What Diet Is The Most Beneficial for Our Microbiome?
It feels like every week there’s a new fad miracle diet that promises to cure diseases. One week certain foods that are labeled “bad” can be suddenly considered a key element to nutrition. From the Cabbage Soup Diet to the Atkins Diet, supporters usually claim that their ailments were healed by simple substitutions or restrictions, but how do these diets affect our intestinal microbiome? More importantly, does the diversity and health of our microbiome affect our overall health? And what is the microbiome anyway?
A research team from the University of California had a few of these same questions and decided to delve deep into recent microbiome literature in order to further investigate what sort of impact the bacteria living in our intestines can have on our overall health. The intestinal microbiome is the microorganism ecosystem that resides in your gut, and it is comprised of not only bacteria, but viruses, fungi, and protozoa as well. As more and more research studies are being published, there is an increasing amount of evidence linking a healthy diet and a healthy gut to positive overall health. A great number of microbiome studies are completed using 16s rRNA amplicon sequencing. 16s rRNA sequencing is the most common method used to study the microbiome due to its low cost. However, it only provides microbial identification, not function. Although more expensive, shotgun metagenomic sequencing sequences the whole bacterial genome. Through shotgun metagenomic sequencing, microbial identification and gene composition can be analyzed. This in turn allows researchers to draw conclusions of the functionality of different genes.
Through their literature review, Singh et al. found that the Western Diet is proven to be detrimental not only to the microbiome, but to the host’s overall health. The Western Diet, characterized as a high intake of red meat, processed meat, refined foods including sugar, high fructose corn syrup, and grains, and of course fried food results in a significant reduction in beneficial bacteria and an increase in cardiovascular disease, diabetes, obesity, and inflammation. Alternatively, the front runner for a healthy microbiome was the Mediterranean diet.

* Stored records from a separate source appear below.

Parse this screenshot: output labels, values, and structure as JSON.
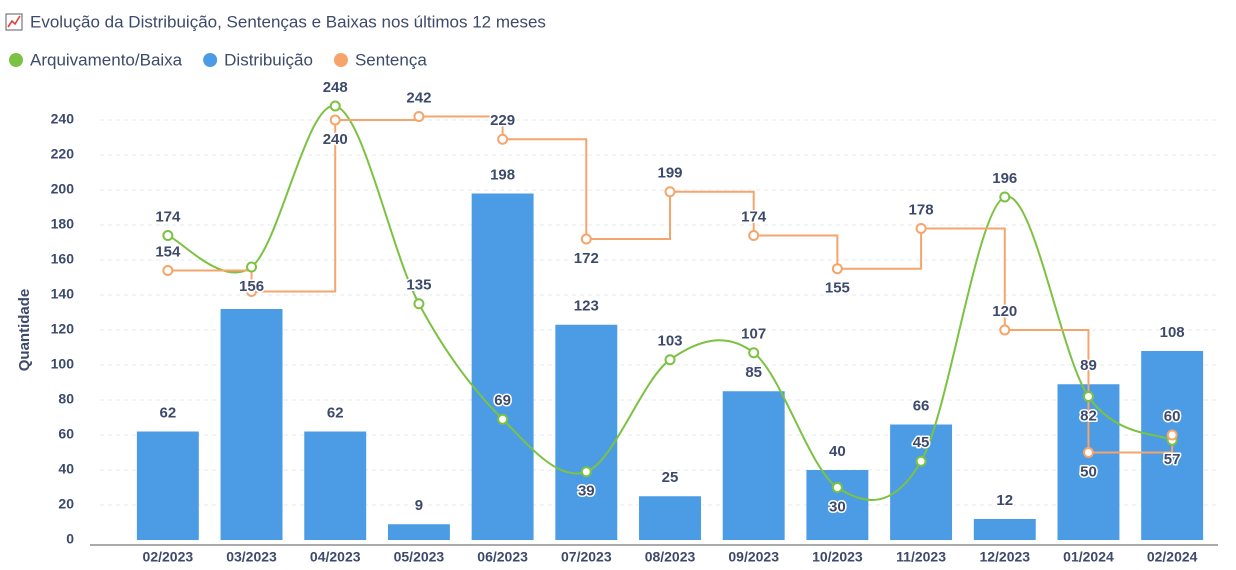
{
  "chart_data": {
    "type": "combo",
    "title": "Evolução da Distribuição, Sentenças e Baixas nos últimos 12 meses",
    "y_label": "Quantidade",
    "categories": [
      "02/2023",
      "03/2023",
      "04/2023",
      "05/2023",
      "06/2023",
      "07/2023",
      "08/2023",
      "09/2023",
      "10/2023",
      "11/2023",
      "12/2023",
      "01/2024",
      "02/2024"
    ],
    "series": [
      {
        "name": "Arquivamento/Baixa",
        "type": "line",
        "smooth": true,
        "color": "#7cc242",
        "values": [
          174,
          156,
          248,
          135,
          69,
          39,
          103,
          107,
          30,
          45,
          196,
          82,
          57
        ]
      },
      {
        "name": "Distribuição",
        "type": "bar",
        "color": "#4b9ce5",
        "values": [
          62,
          132,
          62,
          9,
          198,
          123,
          25,
          85,
          40,
          66,
          12,
          89,
          108
        ],
        "value_labels": [
          "62",
          null,
          "62",
          "9",
          "198",
          "123",
          "25",
          "85",
          "40",
          "66",
          "12",
          "89",
          "108"
        ]
      },
      {
        "name": "Sentença",
        "type": "step",
        "color": "#f5a56b",
        "values": [
          154,
          142,
          240,
          242,
          229,
          172,
          199,
          174,
          155,
          178,
          120,
          50,
          60
        ],
        "value_labels": [
          "154",
          null,
          "240",
          "242",
          "229",
          "172",
          "199",
          "174",
          "155",
          "178",
          "120",
          "50",
          "60"
        ]
      }
    ],
    "ylim": [
      0,
      260
    ],
    "yticks": [
      0,
      20,
      40,
      60,
      80,
      100,
      120,
      140,
      160,
      180,
      200,
      220,
      240
    ],
    "grid": true,
    "legend": "top-left"
  }
}
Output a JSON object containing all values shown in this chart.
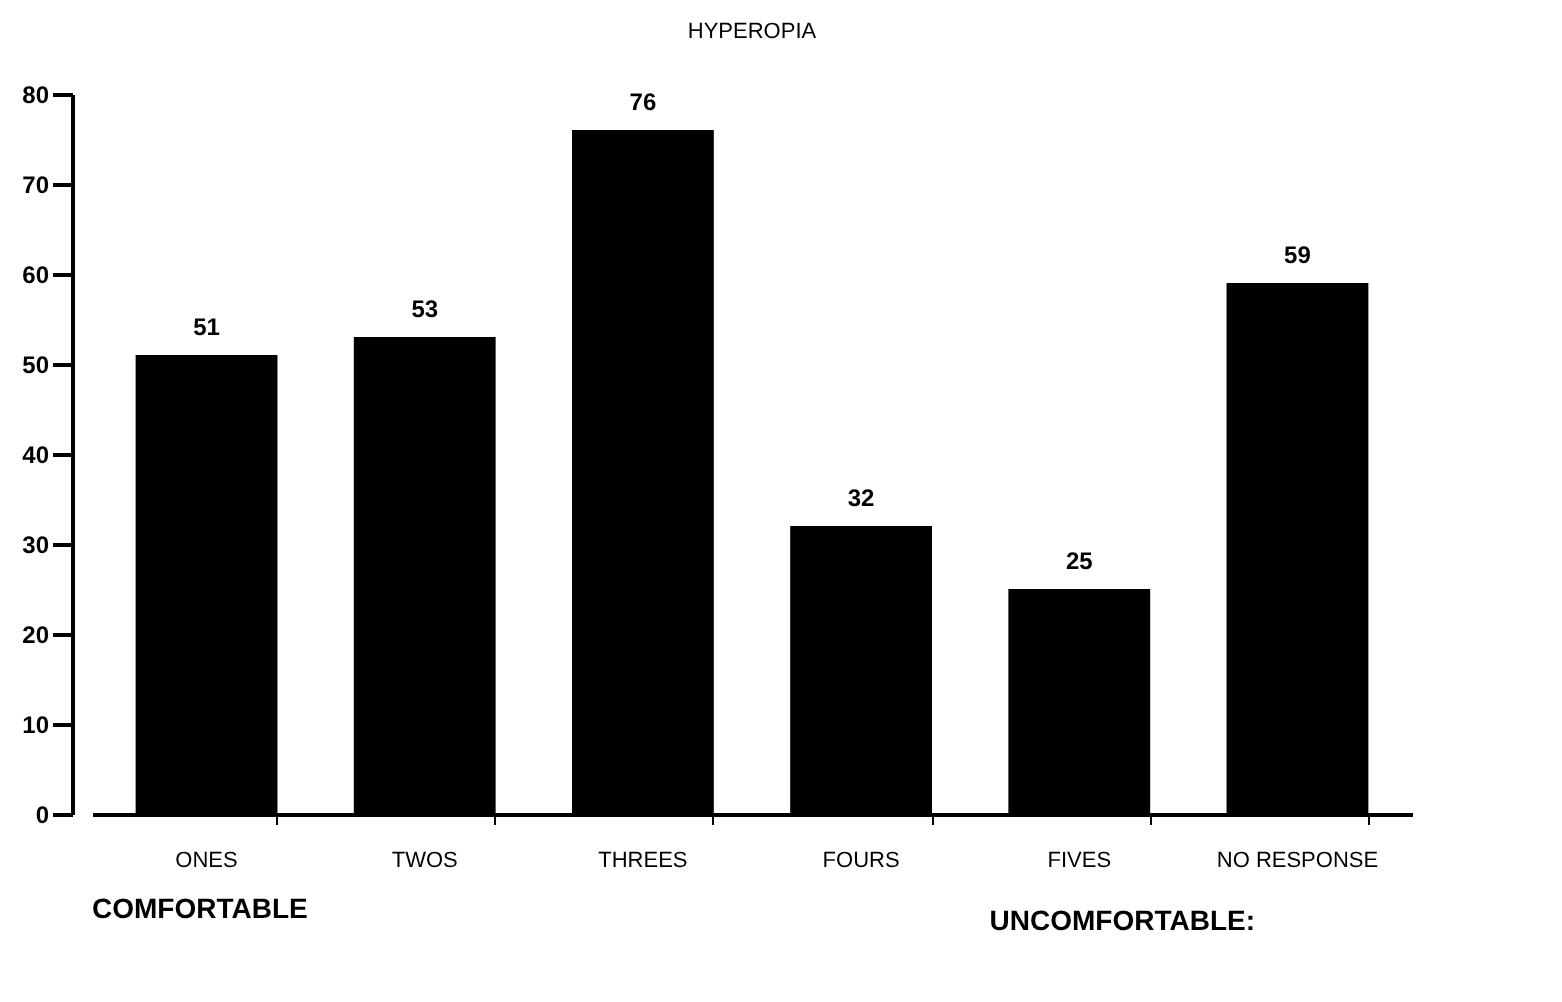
{
  "chart_data": {
    "type": "bar",
    "title": "HYPEROPIA",
    "categories": [
      "ONES",
      "TWOS",
      "THREES",
      "FOURS",
      "FIVES",
      "NO RESPONSE"
    ],
    "values": [
      51,
      53,
      76,
      32,
      25,
      59
    ],
    "color": "#000000",
    "ylim": [
      0,
      80
    ],
    "yticks": [
      0,
      10,
      20,
      30,
      40,
      50,
      60,
      70,
      80
    ],
    "data_labels": true,
    "grid": false,
    "annotations": [
      "COMFORTABLE",
      "UNCOMFORTABLE:"
    ]
  }
}
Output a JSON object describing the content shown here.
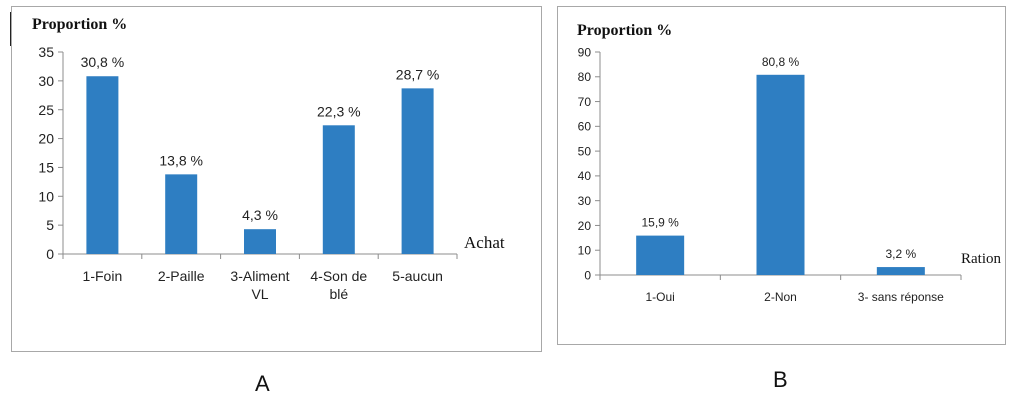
{
  "chart_data": [
    {
      "type": "bar",
      "ylabel": "Proportion %",
      "xlabel": "Achat",
      "categories": [
        [
          "1-Foin"
        ],
        [
          "2-Paille"
        ],
        [
          "3-Aliment",
          "VL"
        ],
        [
          "4-Son de",
          "blé"
        ],
        [
          "5-aucun"
        ]
      ],
      "values": [
        30.8,
        13.8,
        4.3,
        22.3,
        28.7
      ],
      "value_labels": [
        "30,8  %",
        "13,8  %",
        "4,3  %",
        "22,3  %",
        "28,7  %"
      ],
      "yticks": [
        0,
        5,
        10,
        15,
        20,
        25,
        30,
        35
      ],
      "ylim": [
        0,
        35
      ],
      "grid": false,
      "bar_color": "#2e7ec2"
    },
    {
      "type": "bar",
      "ylabel": "Proportion %",
      "xlabel": "Ration",
      "categories": [
        [
          "1-Oui"
        ],
        [
          "2-Non"
        ],
        [
          "3- sans réponse"
        ]
      ],
      "values": [
        15.9,
        80.8,
        3.2
      ],
      "value_labels": [
        "15,9  %",
        "80,8  %",
        "3,2  %"
      ],
      "yticks": [
        0,
        10,
        20,
        30,
        40,
        50,
        60,
        70,
        80,
        90
      ],
      "ylim": [
        0,
        90
      ],
      "grid": false,
      "bar_color": "#2e7ec2"
    }
  ],
  "captions": {
    "a": "A",
    "b": "B"
  }
}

The Mediterranean diet is comprised of a high intake of fruits and vegetables, legumes, and nuts, moderate amount of whole grains and red wine, higher intake of protein from plant sources rather than animal, and reduced intake of red meat while focusing on lean meats such as chicken and fish. The Mediterranean diet resulted in an increase in healthy microbiome bacteria including Lactobacillus, Bifidobacterium, and Prevotella. Subsequently, people who follow this diet have a significant decrease in cardiovascular disease, obesity, diabetes and inflammation.
As research has indicated, what is good for our gut microbiome is good for our overall health.